Unfortunately (for me) G. T. Smith said the truth: I even didn't realize myself that I was thinking how to save MY time doing this. I always want to have students who are interested to help administration, hoping that would reduce the work. This small project have little funds and we need to use existing resource. I googled a lot and found I am outdated: FTP protocol can do encoding conversion. There is a new RFC2640 specified how to do this. I think vsftpd can save me a lot of maintenance for being secure and simple, but I found vsftp does not follow this RFC. After I read the RFC I go to vsftpd source, features.c and add one line of code to make it complaint with the new RFC (so much of goodness of opensource). So now if Windows user use standard complaint FTP client (FileZilla or smartftp, later I didn't test only heard of), they can get the filenames in correct encoding. Security: as long as the server is not compromised, the file integrity is not my concern, because other campus services also have this problem (integrity) for years and they even offering .exe file for downloading (from a Windows server, oh, let's just hope they have patched everything), here I only got audio files, I am sure there will not be so much compliance. The solution would be offering vsftpd server as well as NFS client. Most users will only use FTP, so I guess it's easy to control access (plenty of options in vsftpd.conf for controlling access). The Linux library and laboratory computers can use NFS share. I am pretty sure NFS share will not be a traffic problem because Linux users are still only a very very small percentage.

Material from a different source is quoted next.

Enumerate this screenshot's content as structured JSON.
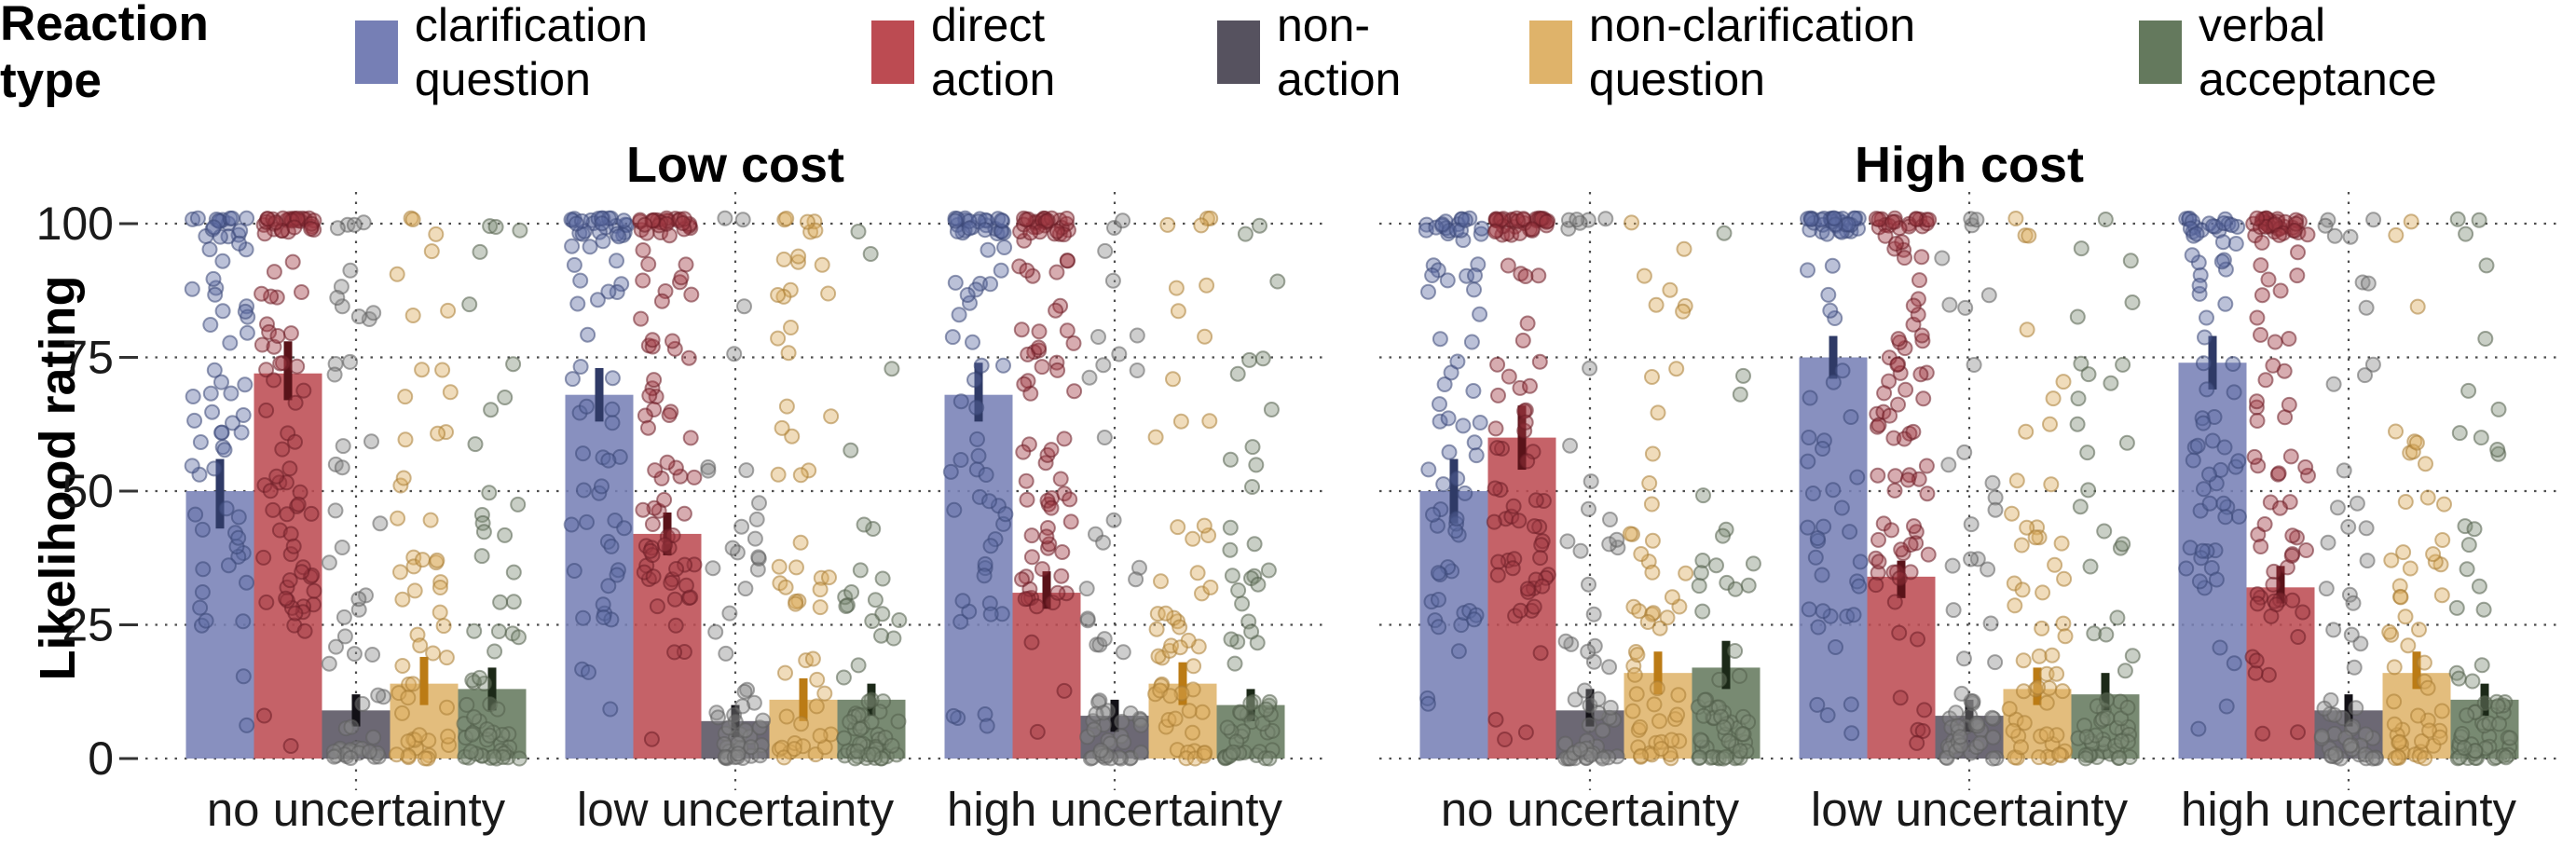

There are other issues, your network support people may not be too happy if your archive stuffs the network if it gets popular, you may need to look into things like multi-casting and QoS with them. You may and your users may not be to happy if it the server collapses under the load. Your solution needs to take into account how many people are expected to use the resource, how often, and from where. While 100G may not seem a lot, 100 people accessing 100G is an awful lot of data moving around wires.
I am thinking about possible solutions:
1. FTP -> can handle heavy load, can do bath upload, not random-accessible, auto-charset conversion not supported;
Hmm. usually hard work for the user. PUTTY in the Windows world does offer a fairly simply command interface. Using cygwin on windows machines to setup the machines up as a X terminal is a further route.

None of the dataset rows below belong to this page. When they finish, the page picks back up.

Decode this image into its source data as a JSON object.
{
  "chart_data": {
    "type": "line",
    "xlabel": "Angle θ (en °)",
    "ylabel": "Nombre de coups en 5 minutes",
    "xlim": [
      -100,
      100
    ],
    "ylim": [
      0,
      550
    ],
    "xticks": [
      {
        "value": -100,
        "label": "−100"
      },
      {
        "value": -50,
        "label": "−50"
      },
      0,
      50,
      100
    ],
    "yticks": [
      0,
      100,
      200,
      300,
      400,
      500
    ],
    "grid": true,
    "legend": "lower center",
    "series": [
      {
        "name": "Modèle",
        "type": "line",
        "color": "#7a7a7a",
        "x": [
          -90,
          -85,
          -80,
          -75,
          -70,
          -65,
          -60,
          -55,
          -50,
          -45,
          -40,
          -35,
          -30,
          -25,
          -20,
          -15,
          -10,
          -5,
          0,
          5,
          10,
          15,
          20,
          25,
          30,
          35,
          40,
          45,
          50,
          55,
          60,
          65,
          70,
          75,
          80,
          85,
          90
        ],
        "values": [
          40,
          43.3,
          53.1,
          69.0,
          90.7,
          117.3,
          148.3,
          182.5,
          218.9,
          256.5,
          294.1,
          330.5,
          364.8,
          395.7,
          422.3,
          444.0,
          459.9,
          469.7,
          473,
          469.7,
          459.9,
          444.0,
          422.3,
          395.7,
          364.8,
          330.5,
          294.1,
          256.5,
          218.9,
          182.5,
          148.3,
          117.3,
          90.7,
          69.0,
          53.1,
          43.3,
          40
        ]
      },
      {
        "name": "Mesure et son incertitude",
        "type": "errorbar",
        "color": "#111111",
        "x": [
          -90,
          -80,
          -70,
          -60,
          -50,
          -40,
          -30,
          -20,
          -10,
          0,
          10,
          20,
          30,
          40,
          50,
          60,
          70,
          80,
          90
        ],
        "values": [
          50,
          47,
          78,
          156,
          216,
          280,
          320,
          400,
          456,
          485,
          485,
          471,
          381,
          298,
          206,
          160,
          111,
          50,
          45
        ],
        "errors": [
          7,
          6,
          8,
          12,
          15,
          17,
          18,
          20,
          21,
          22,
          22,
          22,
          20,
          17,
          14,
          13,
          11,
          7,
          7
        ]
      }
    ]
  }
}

2. apache -> batch download not easy for users, handle charset conversion nicely, not random access
Web is really down to how you setup the web access, it is up to you how easy for the users to access the data and how it is presented. External access becomes a viable option. Plenty of search options, and support pages can be setup. Probably easiest solution because you will have minimal security concerns, and only one thing to look after.
3. NFS -> I don't know any free-as-in-beer Windows client software for it and I don't know if that client software can do charset conversion; for Linux clients it's perfect;
NFS within a university environment is a security no-brainer. I believe NFS can be made to work under cygwin though I have not tried this myself.

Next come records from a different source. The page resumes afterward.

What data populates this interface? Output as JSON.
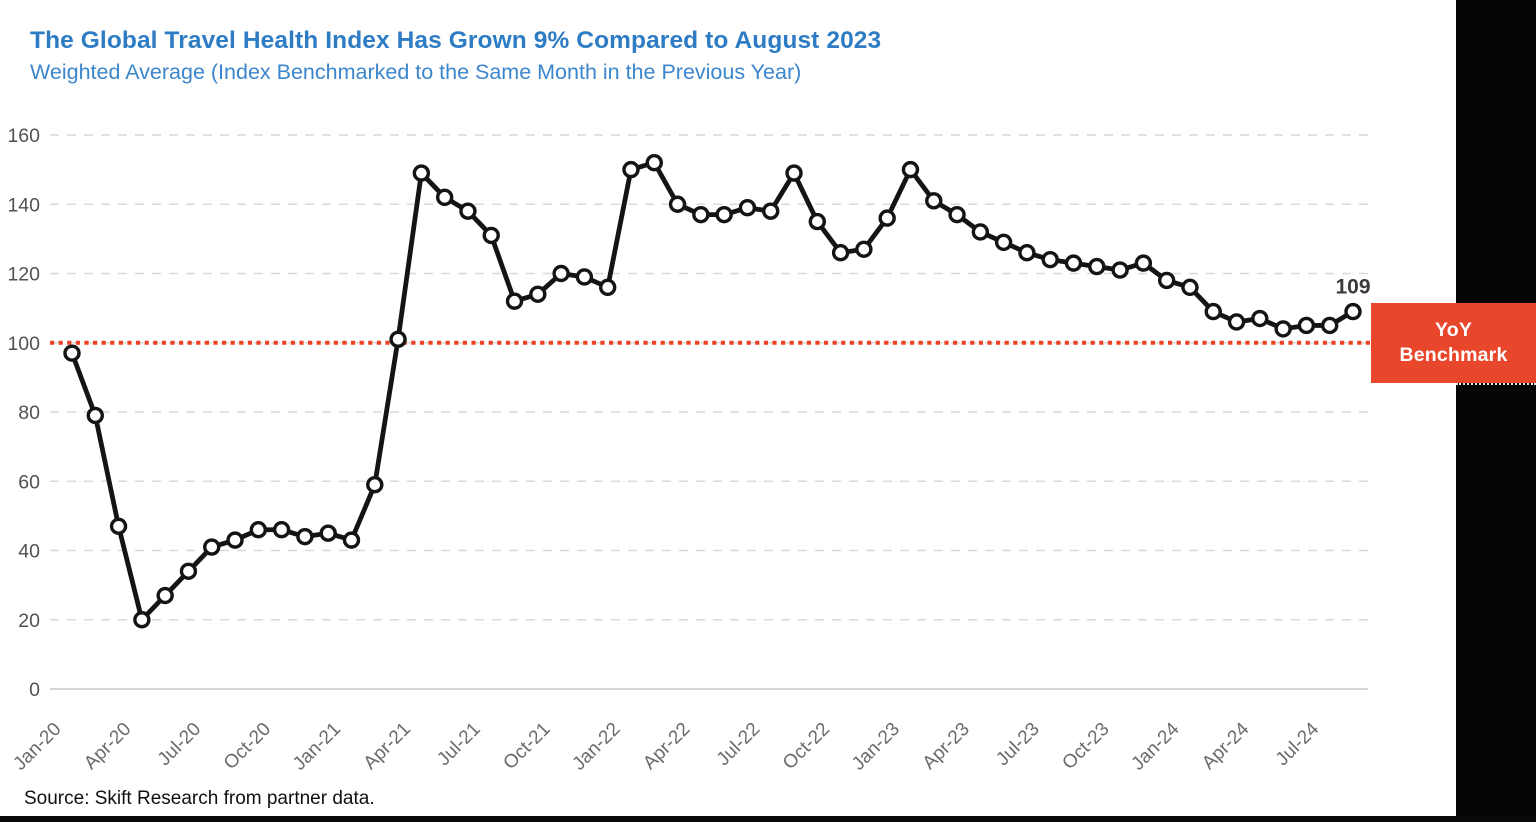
{
  "header": {
    "title": "The Global Travel Health Index Has Grown 9% Compared to August 2023",
    "subtitle": "Weighted Average (Index Benchmarked to the Same Month in the Previous Year)"
  },
  "benchmark": {
    "line1": "YoY",
    "line2": "Benchmark",
    "value": 100
  },
  "footer": {
    "source": "Source: Skift Research from partner data."
  },
  "colors": {
    "title_blue": "#2d7cc4",
    "subtitle_blue": "#3b86cd",
    "benchmark_red": "#e8472b",
    "benchmark_line_red": "#ee4223",
    "line_black": "#141414",
    "gridline_gray": "#d9d9d9",
    "axis_label_gray": "#6b6b6b",
    "annotation_gray": "#3a3a3a"
  },
  "chart_data": {
    "type": "line",
    "title": "The Global Travel Health Index Has Grown 9% Compared to August 2023",
    "subtitle": "Weighted Average (Index Benchmarked to the Same Month in the Previous Year)",
    "series_name": "Global Travel Health Index (Weighted Average)",
    "x": [
      "Jan-20",
      "Feb-20",
      "Mar-20",
      "Apr-20",
      "May-20",
      "Jun-20",
      "Jul-20",
      "Aug-20",
      "Sep-20",
      "Oct-20",
      "Nov-20",
      "Dec-20",
      "Jan-21",
      "Feb-21",
      "Mar-21",
      "Apr-21",
      "May-21",
      "Jun-21",
      "Jul-21",
      "Aug-21",
      "Sep-21",
      "Oct-21",
      "Nov-21",
      "Dec-21",
      "Jan-22",
      "Feb-22",
      "Mar-22",
      "Apr-22",
      "May-22",
      "Jun-22",
      "Jul-22",
      "Aug-22",
      "Sep-22",
      "Oct-22",
      "Nov-22",
      "Dec-22",
      "Jan-23",
      "Feb-23",
      "Mar-23",
      "Apr-23",
      "May-23",
      "Jun-23",
      "Jul-23",
      "Aug-23",
      "Sep-23",
      "Oct-23",
      "Nov-23",
      "Dec-23",
      "Jan-24",
      "Feb-24",
      "Mar-24",
      "Apr-24",
      "May-24",
      "Jun-24",
      "Jul-24",
      "Aug-24"
    ],
    "values": [
      97,
      79,
      47,
      20,
      27,
      34,
      41,
      43,
      46,
      46,
      44,
      45,
      43,
      59,
      101,
      149,
      142,
      138,
      131,
      112,
      114,
      120,
      119,
      116,
      150,
      152,
      140,
      137,
      137,
      139,
      138,
      149,
      135,
      126,
      127,
      136,
      150,
      141,
      137,
      132,
      129,
      126,
      124,
      123,
      122,
      121,
      123,
      118,
      116,
      109,
      106,
      107,
      104,
      105,
      105,
      109
    ],
    "ylim": [
      0,
      160
    ],
    "yticks": [
      0,
      20,
      40,
      60,
      80,
      100,
      120,
      140,
      160
    ],
    "xtick_every": 3,
    "grid": "horizontal-dashed",
    "legend": "none",
    "marker": "circle-open",
    "benchmark": {
      "value": 100,
      "label": "YoY Benchmark",
      "style": "dotted"
    },
    "last_point_label": {
      "x": "Aug-24",
      "value": "109"
    }
  }
}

4. Samba -> I don't know if charset conversion is easy with it. If a SuSE client connects to it, can suse client select which charset to use without forcing user to use commandline? And how about windows, can windows connect to the samba share and do charset conversion automatically?
For raw file store access within the institution is OK. External access usually a no-no. Sorting out authentication may be an interesting experience if you are within an AD environment. Samba performs most of things a domain server, you can set up the server end to use specific character sets but the interaction with client may a bit odd if client is configured for something different.
5. DC++ -> looks very nice for charset conversion, I also tried it, nice. But I don't know if there are Linux server-end software. Need to check.
If it is peer to peer access is what is required e-Mule/e-Donkey is another option, and there are other options. Personally do not use and do not recommend P2P, security is down to the weakest link and P2P is somewhat like unprotected sex... you never no what you are going to catch. P2P solutions do need careful thought about security.
I am thinking perhaps combine two solutions together might be the best, e.g. setting up FTP server for Windows users and set up NFS server for Linux users. Still I am not sure what's the best solution, and there might be better solutions than what I listed that I never heard of.
* In all above discussion "charset conversion" means charset conversion for file names, not the content. Content is in mp3/ogg format.
Thanks for any comments!
The thing to remember in the University environment you have a lot of talented individuals, and will regard any shared resource as fair game to so you need to think paranoid. It may be a war zone in the outside internet world but it can be like living in the middle of armageddon within a University.